Katherine Wilson often walks around campus in her Doc Martins, clutching a tablet in one hand and a stylus in the other, always sketching out her latest piece. For her, the act of creating visual art is a ritual driven by her creativity and her macabre fantastical imagination. Every piece seems to capture some sort of absurdist dreamlike world.
Katherine is a CCD student and was the former “Printer’s Devil” for Talon. She has a passion for art and graphic design that catches the attention of anyone looking at her artwork. She gets personal and deeply unapologetic with her work. Truly, the art is not there to impress the viewer it only stares back in apathy. It is not candid, and it is not interested in aesthetics. It just simply is. Her art carries itself on its punk-rock attitude and its lavish outlandish presentation.
Her figures do not exist in worlds; they exist in voids separated from each other almost like peering into your very own pocket dimension. And for a second it feels like they were all sketched by some alternate LSD fueled version of Salvador Dali creating posters for Woodstock in 1968. If her art could talk it would probably speak a language all on its own; it doesn’t want to be understood it just wants to be heard and all we as viewers can do is listen and take it all in.
Katherine Wilson’s love of art was fostered at a young age. “There was never not a time in my life where I wasn’t creating something and if I wasn’t it was really bad,” she said. She refers to art as a “survival mechanism” in her life. This admiration and complete love of visual creation would remain a hobby until high school where her official art career began.
At the age of 16, she was mentored by a teacher for a year and had the privilege of getting some experience with various digital software such as Adobe Photoshop. This mentor proved to be an asset. In her words “She showed me how to set up my resume and how to not be taken advantage of as a young freelancing artist.” This was her introduction to the world of freelance work and art commission, which comes with its own risks and rewards.

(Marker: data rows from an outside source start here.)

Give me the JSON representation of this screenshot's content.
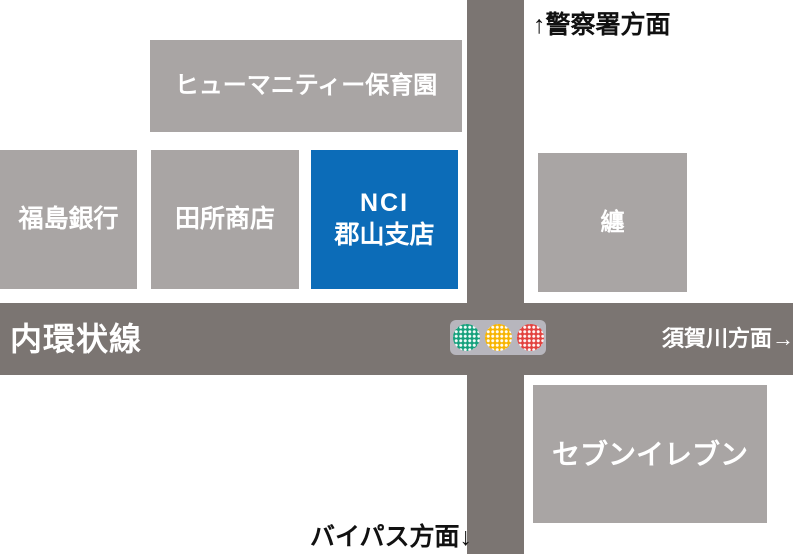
{
  "map": {
    "road_name": "内環状線",
    "directions": {
      "north": "↑警察署方面",
      "east": "須賀川方面→",
      "south": "バイパス方面↓"
    },
    "buildings": {
      "nursery": {
        "label": "ヒューマニティー保育園"
      },
      "bank": {
        "label": "福島銀行"
      },
      "shop": {
        "label": "田所商店"
      },
      "nci": {
        "label_line1": "NCI",
        "label_line2": "郡山支店",
        "highlighted": true
      },
      "matoi": {
        "label": "纏"
      },
      "seven_eleven": {
        "label": "セブンイレブン"
      }
    },
    "traffic_light": {
      "lights": [
        "green",
        "yellow",
        "red"
      ],
      "green_color": "#14a07c",
      "yellow_color": "#f7b400",
      "red_color": "#e2413e",
      "box_color": "#b7b6bd"
    },
    "colors": {
      "background": "#ffffff",
      "building_gray": "#a9a5a4",
      "road_gray": "#7b7572",
      "highlight_blue": "#0c6cb8",
      "text_white": "#ffffff",
      "text_black": "#111111"
    }
  }
}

You can set your own rates and work, for the most part as fast or as slow as you wish. But on the internet, there is always someone trying to steal from you. For every good commission story, there are at least 3 bad ones. Katherine recalls an experience when she accidentally sent a work in progress to a client before they had paid her for her time. Suffice to say she never heard back from them. But she does not look back on it as a massive mistake.
Instead, she acknowledged her mistake and owned up to it and reshuffled how she structured her commissions, so it did not happen again. Occurrences like this are sadly common in the freelance world and even the more prestigious art world of galleries and museums. People very often do not want to pay for art no matter the price. Art in a business setting is a commodity. It is viewed as a good that has monetary value regardless of its deeper meaning.
In short, the art business is cutthroat and largely apathetic towards struggling artists. Part of this is caused by the integration of software such as Photoshop. If everyone can open a program and make art is it still valuable? Is the work of the artist diminished because of the digital nature of the art itself? When asked what medium Katherine preferred, she said: “Do you want to be a starving artist, or do you actually want to make money?”
Digital is more lucrative and easier to market and trade. However, people simply do not view it in the same way as they would view a master painter. They tend to view digital artists as a dime a dozen and artists that primarily work in a digital medium are often seen as talentless, almost like the program is holding their hand through the process of creation. which is simply not true. As a businessperson Katherine has been able to achieve a level of success that is frankly quite impressive given her very esoteric style.
Her main platform is Instagram under the name “spicykatastrophe.” She charges 100 dollars upfront for each piece she creates and makes a point to inform the consumer that this payment is non-refundable “It’s still my livelihood. The idea of selling your art as a side gig seems very peculiar at first, it seems unstable. And let us face it, where there is a market for art, there are also critics ready to tear you to pieces and point out every minute flaw in your art.
This, despite themselves never having even touched a box of crayons. It is not an easy side hustle, but it is rewarding in the best possible way. When you create something for someone else it can really mean a lot to that person that you took the time out of your day to give them a piece of you, and you can’t just buy or sell that. Money, in this case, is the byproduct, not necessarily the endgame for most artists.
When asked if creating art ever felt like work, Katherine’s answer was no. “The only time art has ever felt like work to me was when I was an art student,” she added.
Katherine Wilson is someone I would describe as an artist’s artist she makes what she wants, and she enjoys creating for the sake of creating. Selling her artwork is a bonus but it most certainly is not the main reason behind her work.
The art is a part of her and is intrinsically tied to her emotional state of being. In her words, “[Art] is really tied to my overall happiness as a person and my overall functioning.” In essence, Katherine has found a way to bridge the gap between starving artist and successful artist using social media and has achieved a type of balance. In doing so, she creates the things that she wants to create and there are people out there willing to pay for them. She is at or close to creative and financial harmony.